The Pardoner, a man who takes payment for forgiveness of sins, begins by explaining how he dupes people into giving him money. Despite the obvious hypocrisy, he then tells a story to illustrate what happens to those who are guilty of the sin of greed.

In the story three men live a debauched lifestyle until their friend dies and they decide find Death to kill him in revenge. Instead of finding Death they find a large quantity of gold coins, but in their greed they plot to murder each other for the money and all end up dead.

The performance by By Moonlight took place in The Burrow, a small chapel with a large fireplace and the audience sitting very close to the performers around the edge of the room.

The Pardoner introduced the tale directly, reading aloud the prologue to Chaucer’s tale, while the tale itself was performed by three actors almost wordlessly through mime, props and song.

The Pardoner was very good, both smugly self-righteous and slightly creepy, and her costume (he was played by a woman) was just right – a medieval smock and a lank blonde hair with a bald patch, as described in Chaucer.

The other three were in torn off brown shirts that looked a little like monks habits, but shorter.
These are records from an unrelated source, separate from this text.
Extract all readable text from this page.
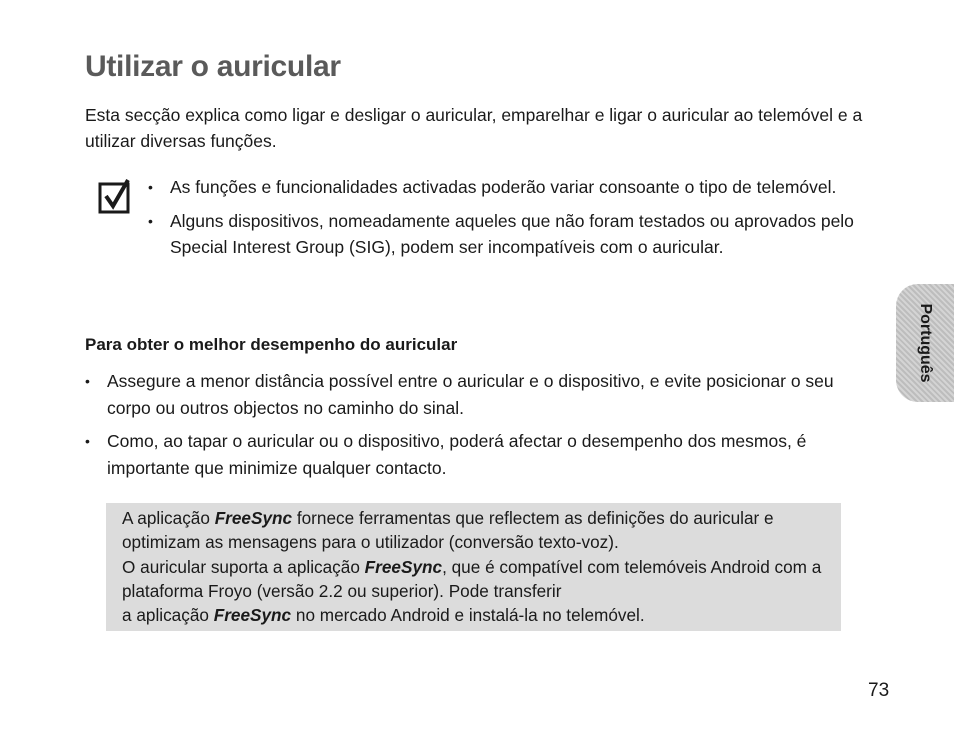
Utilizar o auricular

Esta secção explica como ligar e desligar o auricular, emparelhar e ligar o auricular ao telemóvel e a utilizar diversas funções.

• As funções e funcionalidades activadas poderão variar consoante o tipo de telemóvel.
• Alguns dispositivos, nomeadamente aqueles que não foram testados ou aprovados pelo Special Interest Group (SIG), podem ser incompatíveis com o auricular.
Para obter o melhor desempenho do auricular
• Assegure a menor distância possível entre o auricular e o dispositivo, e evite posicionar o seu corpo ou outros objectos no caminho do sinal.
• Como, ao tapar o auricular ou o dispositivo, poderá afectar o desempenho dos mesmos, é importante que minimize qualquer contacto.
A aplicação FreeSync fornece ferramentas que reflectem as definições do auricular e optimizam as mensagens para o utilizador (conversão texto-voz).
O auricular suporta a aplicação FreeSync, que é compatível com telemóveis Android com a plataforma Froyo (versão 2.2 ou superior). Pode transferir
a aplicação FreeSync no mercado Android e instalá-la no telemóvel.
Português
73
This would have been quite effective apart from the fact that one had modern shorts hanging down below the bottom of his shirt and the other two looked like they might have nothing on underneath their very short tunics, which was quite offputting at such close range.

This medieval set was accompanied by an odd collection of modern props – wigs, women’s clothes and shoes, table tennis bats, cans of beer and even a pizza, which they handed round the audience – and the only stage set was a clothes airer covered with items of clothing. The airer didn’t seem to serve a great deal of purpose, and given the loveliness of the venue, it really needed no dressing and would have been better without the set.
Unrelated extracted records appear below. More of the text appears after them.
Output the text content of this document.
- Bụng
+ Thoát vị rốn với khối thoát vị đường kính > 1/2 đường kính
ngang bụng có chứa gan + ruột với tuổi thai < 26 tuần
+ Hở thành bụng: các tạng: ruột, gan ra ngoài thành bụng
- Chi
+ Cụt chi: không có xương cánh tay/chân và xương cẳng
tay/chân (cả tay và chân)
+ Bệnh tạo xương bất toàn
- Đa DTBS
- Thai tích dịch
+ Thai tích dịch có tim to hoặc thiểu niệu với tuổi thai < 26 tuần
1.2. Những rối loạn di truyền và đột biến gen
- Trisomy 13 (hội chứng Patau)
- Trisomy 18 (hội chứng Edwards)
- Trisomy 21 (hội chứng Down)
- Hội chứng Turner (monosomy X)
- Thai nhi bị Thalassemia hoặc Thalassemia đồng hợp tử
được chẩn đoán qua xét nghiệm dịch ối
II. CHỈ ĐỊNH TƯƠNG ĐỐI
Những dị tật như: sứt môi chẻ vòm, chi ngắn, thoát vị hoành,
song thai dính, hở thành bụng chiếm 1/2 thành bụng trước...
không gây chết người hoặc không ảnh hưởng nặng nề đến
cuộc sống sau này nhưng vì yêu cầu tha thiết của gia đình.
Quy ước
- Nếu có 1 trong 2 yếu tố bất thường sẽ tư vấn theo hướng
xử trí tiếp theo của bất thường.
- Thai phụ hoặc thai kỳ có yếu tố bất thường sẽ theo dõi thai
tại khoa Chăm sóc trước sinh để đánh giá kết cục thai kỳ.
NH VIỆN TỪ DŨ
There was excellent use of music, with background music from the guitarist as the audience entered, medieval music for the Pardoner and a variety of songs and tunes during the acting of the story, sometimes sung by the guitarist and sometimes by the whole cast. Particularly amusing scene setting came in the form of the Dallas theme tune to indicate that the three men were rich and The Lion Sleeps Tonight to show they were big game hunting.
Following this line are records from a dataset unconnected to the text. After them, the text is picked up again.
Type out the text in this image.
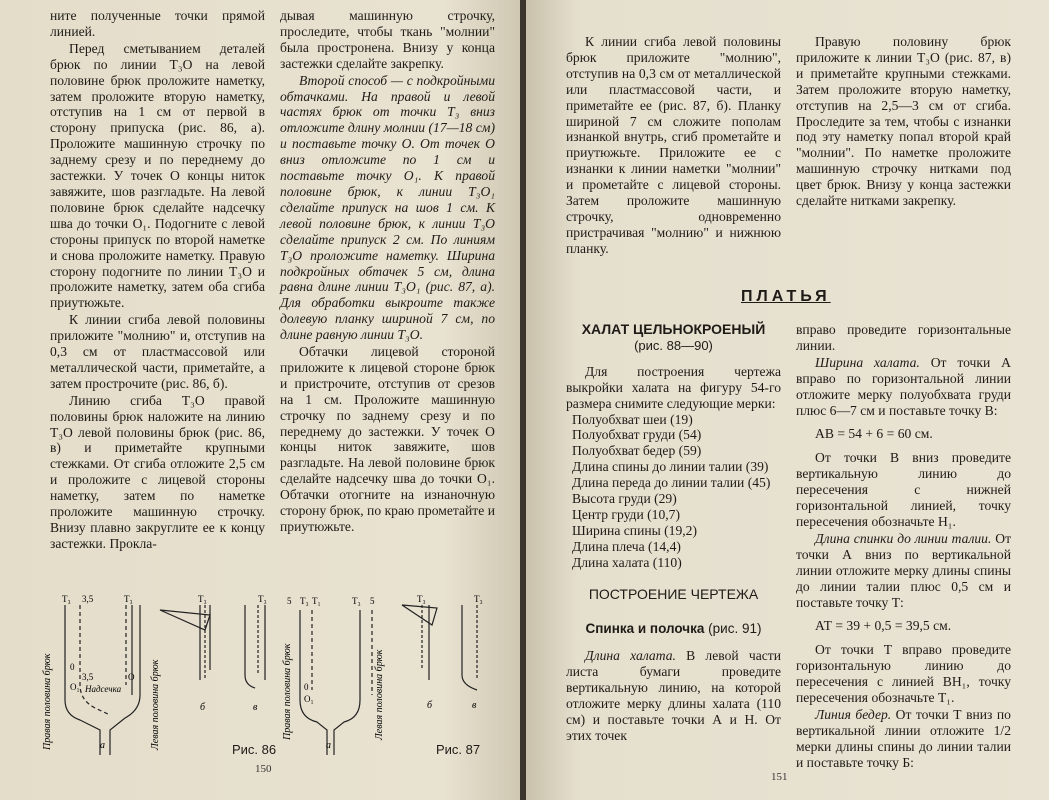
ните полученные точки прямой линией.

Перед сметыванием деталей брюк по линии Т₃О на левой половине брюк проложите наметку, затем проложите вторую наметку, отступив на 1 см от первой в сторону припуска (рис. 86, а). Проложите машинную строчку по заднему срезу и по переднему до застежки. У точек О концы ниток завяжите, шов разгладьте. На левой половине брюк сделайте надсечку шва до точки О₁. Подогните с левой стороны припуск по второй наметке и снова проложите наметку. Правую сторону подогните по линии Т₃О и проложите наметку, затем оба сгиба приутюжьте.

К линии сгиба левой половины приложите "молнию" и, отступив на 0,3 см от пластмассовой или металлической части, приметайте, а затем прострочите (рис. 86, б).

Линию сгиба Т₃О правой половины брюк наложите на линию Т₃О левой половины брюк (рис. 86, в) и приметайте крупными стежками. От сгиба отложите 2,5 см и проложите с лицевой стороны наметку, затем по наметке проложите машинную строчку. Внизу плавно закруглите ее к концу застежки. Прокла-

дывая машинную строчку, проследите, чтобы ткань "молнии" была простронена. Внизу у конца застежки сделайте закрепку.

Второй способ — с подкройными обтачками. На правой и левой частях брюк от точки Т₃ вниз отложите длину молнии (17—18 см) и поставьте точку О. От точек О вниз отложите по 1 см и поставьте точку О₁. К правой половине брюк, к линии Т₃О₁ сделайте припуск на шов 1 см. К левой половине брюк, к линии Т₃О сделайте припуск 2 см. По линиям Т₃О проложите наметку. Ширина подкройных обтачек 5 см, длина равна длине линии Т₃О₁ (рис. 87, а). Для обработки выкроите также долевую планку шириной 7 см, по длине равную линии Т₃О.

Обтачки лицевой стороной приложите к лицевой стороне брюк и пристрочите, отступив от срезов на 1 см. Проложите машинную строчку по заднему срезу и по переднему до застежки. У точек О концы ниток завяжите, шов разгладьте. На левой половине брюк сделайте надсечку шва до точки О₁. Обтачки отогните на изнаночную сторону брюк, по краю прометайте и приутюжьте.

Т₃ 3,5	Т₃
0
3,5
О₁
О
Надсечка
Правая половина брюк	Левая половина брюк
Т₃	Т₃
а
б	в
Рис. 86
5 Т₃ Т₁	Т₃ 5	Т₃	Т₃
0
О₁
Правая половина брюк	Левая половина брюк
а
б	в
Рис. 87
150

К линии сгиба левой половины брюк приложите "молнию", отступив на 0,3 см от металлической или пластмассовой части, и приметайте ее (рис. 87, б). Планку шириной 7 см сложите пополам изнанкой внутрь, сгиб прометайте и приутюжьте. Приложите ее с изнанки к линии наметки "молнии" и прометайте с лицевой стороны. Затем проложите машинную строчку, одновременно пристрачивая "молнию" и нижнюю планку.

Правую половину брюк приложите к линии Т₃О (рис. 87, в) и приметайте крупными стежками. Затем проложите вторую наметку, отступив на 2,5—3 см от сгиба. Проследите за тем, чтобы с изнанки под эту наметку попал второй край "молнии". По наметке проложите машинную строчку нитками под цвет брюк. Внизу у конца застежки сделайте нитками закрепку.

ПЛАТЬЯ
ХАЛАТ ЦЕЛЬНОКРОЕНЫЙ
(рис. 88—90)

Для построения чертежа выкройки халата на фигуру 54-го размера снимите следующие мерки:

Полуобхват шеи (19)
Полуобхват груди (54)
Полуобхват бедер (59)
Длина спины до линии талии (39)
Длина переда до линии талии (45)
Высота груди (29)
Центр груди (10,7)
Ширина спины (19,2)
Длина плеча (14,4)
Длина халата (110)
ПОСТРОЕНИЕ ЧЕРТЕЖА
Спинка и полочка (рис. 91)

Длина халата. В левой части листа бумаги проведите вертикальную линию, на которой отложите мерку длины халата (110 см) и поставьте точки А и Н. От этих точек

вправо проведите горизонтальные линии.

Ширина халата. От точки А вправо по горизонтальной линии отложите мерку полуобхвата груди плюс 6—7 см и поставьте точку В:

АВ = 54 + 6 = 60 см.

От точки В вниз проведите вертикальную линию до пересечения с нижней горизонтальной линией, точку пересечения обозначьте Н₁.

Длина спинки до линии талии. От точки А вниз по вертикальной линии отложите мерку длины спины до линии талии плюс 0,5 см и поставьте точку Т:

АТ = 39 + 0,5 = 39,5 см.

От точки Т вправо проведите горизонтальную линию до пересечения с линией ВН₁, точку пересечения обозначьте Т₁.

Линия бедер. От точки Т вниз по вертикальной линии отложите 1/2 мерки длины спины до линии талии и поставьте точку Б:

151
There were moments of laugh out loud humour in the acting of the tale, particularly when the three men were trying on woman’s clothing and fake breasts and wandering around in high heels, but it didn’t connect well with the medieval background story.

In general the mix of medieval and modern didn’t work well and it wasn’t clear why the modern physical theatre and props were being used or what they brought to the piece. The lack of narration throughout most of it also made it difficult to follow for anyone not already familiar with the tale. It would be better to go with either medieval or modern, not a mixture of the two.

The size of the space made the physical theatre a bit awkward, at times difficult to watch what was happening across the stage area when you were so close to it, at others just uncomfortable with the actors performing right in the faces of the front row.

There was also a bit of audience interaction and one audience member was pulled out to play the part of the old man who directs the three to Death. It was clear that no-one in the audience had expected this to be an interactive performance and weren’t keen to be picked on, which made it awkward, and the power of that part was lost by having someone stumbling reluctantly over reading the script. This could perhaps have better been taken by the guitarist, who was the only one of the cast not to have a role in the play.

The play would have worked better in its current location with more of the Pardoner and a simpler theatrical performance. The chapel lent itself to something small – acoustic music, storytelling or puppets – and physical theatre was too much in such a small space. It really needed to be a much more straightforward telling of the tale.

Alternatively the modern take could work well in a larger theatre, reinterpreting the tale completely into a physical theatre performance and making the Pardoner as well as his tale contemporary. The mixture of the two didn’t quite work though, and seemed rather too disjointed.